You can download a copy of The Benefits Assault Course from this page

Comments  

#5 Squirrel 2019-03-14 13:20
I believe my mental health has deteriorated permanently due to the lengthy terrifying, gut wrenching assessment process. I finally got the higher rates for PIP last year but didnt feel much relieve. I am scared they will suddenly decide it's wrong or time for another assessment. I was suicidal during the assessment phase, if there had been any way I could have survived without benefits i would gladly have done so. I was shocked by the things that happened, never would have thought it could be so awful.Now I feel it is never over, no time to feel safe enough to get better. I don't want to post this now because I don't want to upset other people who might be going through it but it needs saying that the system supposed to help us is hurting us, maybe sometimes irreparably
+2 #4 Asbo 2019-03-13 14:53
Reasonable adjustments should be for a paper based assessment. I'm sorry but my GP recommended I should have one and what did ATOS do? They not only wouldn't give me a home visit but asked me in twice. My MH suffered dramatically as a result. I needed to increase meds and had worse migraines. Their justification for calling me in was because I had been to my GP surgery, well that causes me enough distress and it's not the same thing at all. I managed to get a home visit only by contacting my MP and that was stressful enough
+2 #3 speirsy 2019-03-13 12:22
Re: "Less than one in five participants (19%) felt their benefits assessor understood the impact of their mental health problems."

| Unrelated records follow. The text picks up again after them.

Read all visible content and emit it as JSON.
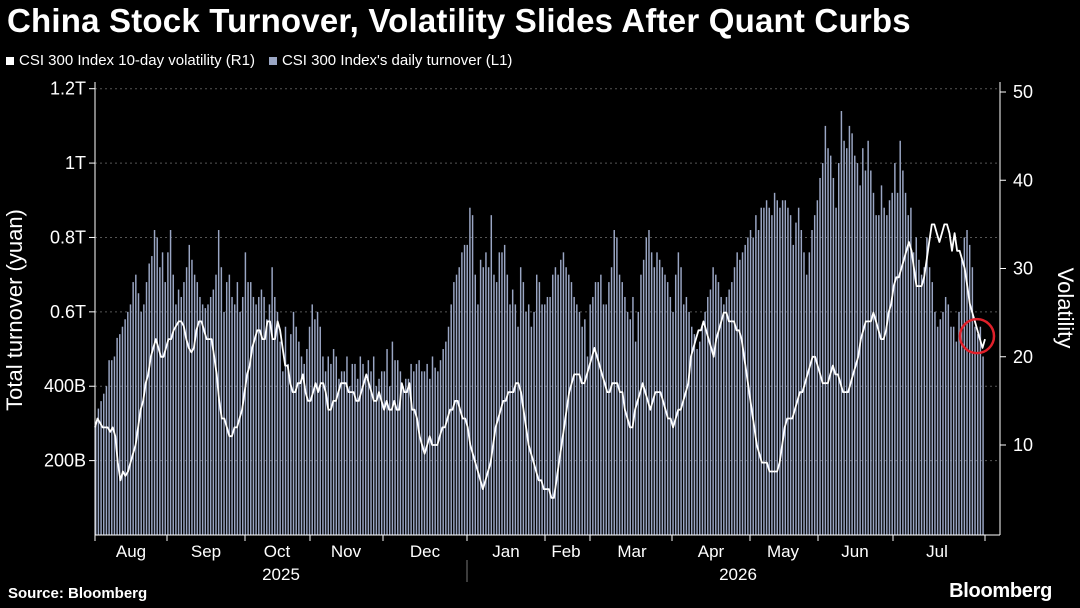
{
  "title": "China Stock Turnover, Volatility Slides After Quant Curbs",
  "legend": {
    "volatility_label": "CSI 300 Index 10-day volatility (R1)",
    "turnover_label": "CSI 300 Index's daily turnover (L1)"
  },
  "source": "Source: Bloomberg",
  "brand": "Bloomberg",
  "colors": {
    "background": "#000000",
    "bars": "#9aa6c4",
    "line": "#ffffff",
    "highlight_circle": "#e0202a",
    "grid": "#555555"
  },
  "chart_data": {
    "type": "bar+line",
    "x_axis": {
      "months": [
        "Aug",
        "Sep",
        "Oct",
        "Nov",
        "Dec",
        "Jan",
        "Feb",
        "Mar",
        "Apr",
        "May",
        "Jun",
        "Jul"
      ],
      "years": [
        "2025",
        "2026"
      ]
    },
    "left_axis": {
      "label": "Total turnover (yuan)",
      "ticks": [
        "200B",
        "400B",
        "0.6T",
        "0.8T",
        "1T",
        "1.2T"
      ],
      "range_billion": [
        0,
        1200
      ]
    },
    "right_axis": {
      "label": "Volatility",
      "ticks": [
        "10",
        "20",
        "30",
        "40",
        "50"
      ],
      "range": [
        0,
        50
      ]
    },
    "series": [
      {
        "name": "CSI 300 Index's daily turnover (L1)",
        "axis": "left",
        "type": "bar",
        "values": [
          300,
          340,
          360,
          380,
          400,
          470,
          470,
          480,
          530,
          540,
          560,
          580,
          600,
          620,
          680,
          700,
          650,
          600,
          620,
          680,
          730,
          750,
          820,
          800,
          720,
          760,
          680,
          760,
          820,
          700,
          620,
          660,
          640,
          680,
          720,
          780,
          740,
          700,
          680,
          640,
          620,
          610,
          620,
          640,
          660,
          700,
          820,
          720,
          600,
          680,
          700,
          640,
          620,
          680,
          600,
          640,
          760,
          680,
          680,
          640,
          620,
          640,
          660,
          640,
          580,
          620,
          720,
          640,
          600,
          520,
          440,
          560,
          460,
          540,
          600,
          560,
          520,
          480,
          460,
          500,
          560,
          620,
          580,
          600,
          560,
          480,
          440,
          480,
          460,
          500,
          480,
          420,
          440,
          440,
          480,
          400,
          460,
          460,
          420,
          480,
          460,
          420,
          470,
          440,
          480,
          400,
          420,
          440,
          440,
          500,
          400,
          520,
          470,
          470,
          440,
          400,
          420,
          420,
          460,
          440,
          460,
          470,
          440,
          440,
          460,
          420,
          480,
          450,
          440,
          470,
          500,
          520,
          560,
          620,
          680,
          700,
          720,
          760,
          780,
          780,
          880,
          860,
          700,
          620,
          740,
          720,
          760,
          720,
          860,
          700,
          680,
          760,
          760,
          780,
          700,
          620,
          660,
          620,
          560,
          720,
          680,
          600,
          620,
          560,
          600,
          700,
          680,
          620,
          620,
          640,
          640,
          700,
          720,
          700,
          740,
          760,
          720,
          700,
          680,
          640,
          620,
          600,
          560,
          580,
          480,
          620,
          640,
          680,
          680,
          700,
          620,
          620,
          680,
          720,
          820,
          800,
          700,
          680,
          640,
          600,
          580,
          640,
          520,
          600,
          700,
          740,
          800,
          820,
          760,
          720,
          760,
          740,
          720,
          700,
          680,
          640,
          600,
          700,
          760,
          720,
          620,
          640,
          600,
          560,
          540,
          500,
          520,
          560,
          600,
          640,
          660,
          720,
          700,
          680,
          640,
          620,
          640,
          660,
          680,
          720,
          760,
          740,
          760,
          780,
          800,
          820,
          800,
          860,
          820,
          880,
          880,
          900,
          880,
          860,
          920,
          900,
          880,
          900,
          900,
          880,
          860,
          780,
          840,
          880,
          820,
          760,
          700,
          760,
          820,
          860,
          900,
          960,
          1000,
          1100,
          1040,
          1020,
          960,
          880,
          1000,
          1140,
          1060,
          1040,
          1100,
          1080,
          1020,
          1000,
          940,
          1040,
          980,
          1060,
          980,
          920,
          860,
          860,
          940,
          880,
          860,
          900,
          920,
          1000,
          920,
          1060,
          980,
          920,
          860,
          880,
          760,
          800,
          740,
          700,
          720,
          800,
          720,
          680,
          600,
          560,
          580,
          600,
          640,
          620,
          560,
          560,
          520,
          600,
          740,
          800,
          820,
          780,
          720,
          560,
          540,
          560,
          480
        ]
      },
      {
        "name": "CSI 300 Index 10-day volatility (R1)",
        "axis": "right",
        "type": "line",
        "values": [
          12,
          13,
          12.5,
          12,
          12,
          12,
          11.5,
          12,
          11,
          8,
          6,
          7,
          6.5,
          7,
          8,
          9,
          10,
          12,
          14,
          15,
          17,
          18,
          20,
          21,
          22,
          21,
          20,
          20,
          21,
          22,
          22,
          23,
          23.5,
          24,
          24,
          23.5,
          22,
          21,
          20.5,
          21,
          23,
          24,
          24,
          23,
          22,
          22,
          22,
          20,
          18,
          15,
          13,
          13,
          12,
          11,
          11,
          12,
          12,
          13,
          14,
          16,
          18,
          19,
          21,
          22,
          23,
          23,
          22,
          22,
          24,
          24,
          22,
          22,
          24,
          23,
          21,
          19,
          19,
          17,
          16,
          16,
          17,
          17,
          18,
          16,
          15,
          15,
          16,
          17,
          16,
          17,
          17,
          16,
          14,
          14,
          15,
          15,
          16,
          17,
          17,
          17,
          16,
          16,
          16,
          15,
          15,
          16,
          17,
          18,
          17,
          16,
          15,
          15,
          16,
          15,
          14,
          15,
          14,
          14,
          15,
          14,
          14,
          17,
          16,
          16,
          17,
          14,
          14,
          13,
          11,
          10,
          9,
          10,
          11,
          10,
          10,
          10,
          11,
          12,
          12,
          13,
          14,
          14,
          15,
          15,
          14,
          13,
          13,
          12,
          10,
          9,
          8,
          7,
          6,
          5,
          6,
          7,
          8,
          10,
          12,
          13,
          14,
          15,
          15,
          16,
          16,
          16,
          17,
          17,
          16,
          14,
          12,
          10,
          9,
          8,
          7,
          6,
          6,
          5,
          5,
          5,
          4,
          4,
          6,
          8,
          10,
          12,
          14,
          16,
          17,
          18,
          18,
          18,
          17,
          17,
          18,
          19,
          20,
          21,
          20,
          19,
          18,
          17,
          16,
          16,
          17,
          17,
          17,
          16,
          16,
          14,
          13,
          12,
          12,
          14,
          15,
          16,
          17,
          16,
          15,
          14,
          15,
          16,
          16,
          16,
          15,
          14,
          13,
          13,
          12,
          13,
          14,
          14,
          15,
          16,
          17,
          20,
          21,
          22,
          23,
          23,
          24,
          23,
          22,
          21,
          20,
          22,
          23,
          24,
          25,
          25,
          24,
          24,
          24,
          23,
          23,
          22,
          20,
          18,
          16,
          14,
          12,
          10,
          9,
          8,
          8,
          8,
          7,
          7,
          7,
          7,
          8,
          10,
          12,
          13,
          13,
          13,
          14,
          15,
          16,
          16,
          17,
          18,
          19,
          20,
          20,
          19,
          18,
          17,
          17,
          17,
          18,
          19,
          18,
          18,
          17,
          16,
          16,
          16,
          17,
          18,
          19,
          20,
          22,
          23,
          24,
          24,
          24,
          25,
          24,
          23,
          22,
          22,
          23,
          25,
          26,
          28,
          29,
          29,
          30,
          31,
          32,
          33,
          32,
          30,
          28,
          28,
          28,
          29,
          31,
          33,
          35,
          35,
          34,
          33,
          34,
          35,
          35,
          34,
          32,
          34,
          32,
          32,
          31,
          30,
          28,
          26,
          25,
          24,
          23,
          22,
          21,
          22
        ]
      }
    ],
    "highlight": "last value"
  }
}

They (the assessors) don't understand the impact of ANY condition, Mental Health & Physical. They don't want to & are never going to try, from Depression/Anxi ety to Motor Neurone Disease & everything inbetween.
They are financially incentivised to strike as many folk off receiving any 'benefits' as they can, otherwise Why would there be such a phenomally high success rate when people get to the Courts/Tribunal s stage. It's purely income generation. Just like the huge increase in speed cameras',gettin g fined £60 for 'speeding' @ for example,doing 52mph in a 50mph zone & yet when someone is burgled they're lucky if the police even turn out these days. Just another calculated & well resourced tactic by the govt. to gain millions by targeting the easy pickings & 'low hanging fruit'.
I don't have Mental Health issues & yet when that buff brown envelope lands on the doormat I'm in tears at the sight of it & it take me days to muster the strength to open it.
+1 #2 SJ 2019-03-13 09:33
Reasonable adjustments? I'm not sure Capita know what they are.

I asked for the questions in advance as a reasonable adjustment. Capita didn't reply to any of my emails -- they don't reply to emails by email, they'll only reply if they have your phone number.

When they replied to my complaint, they said that providing the questions in advance doesn't fit with DWP's contract -- so the DWP contract overrides the Equality Act to Capita.

They did accept that they should have replied to my emails as a reasonable adjustment, and offered me £75 compensation, which I declined.

My complaints are currently with the Independent Case Examiner.

The system is a sick joke. I have physical disabilities, mental health problems and I'm on the autism spectrum. I have to struggle my way through the process so I can afford to live, and by doing that they think I'm more capable than I say. You can't win.
+1 #1 annken 2019-03-07 12:31
the 8 month process before a decision is cruel in the extreme just to find a few months later the process begins all over again.
doctors should be up in arms they just seem to be sitting back and letting our health deteriorate. we help them when they ask us too when they are striking or asking our support over hospital closures.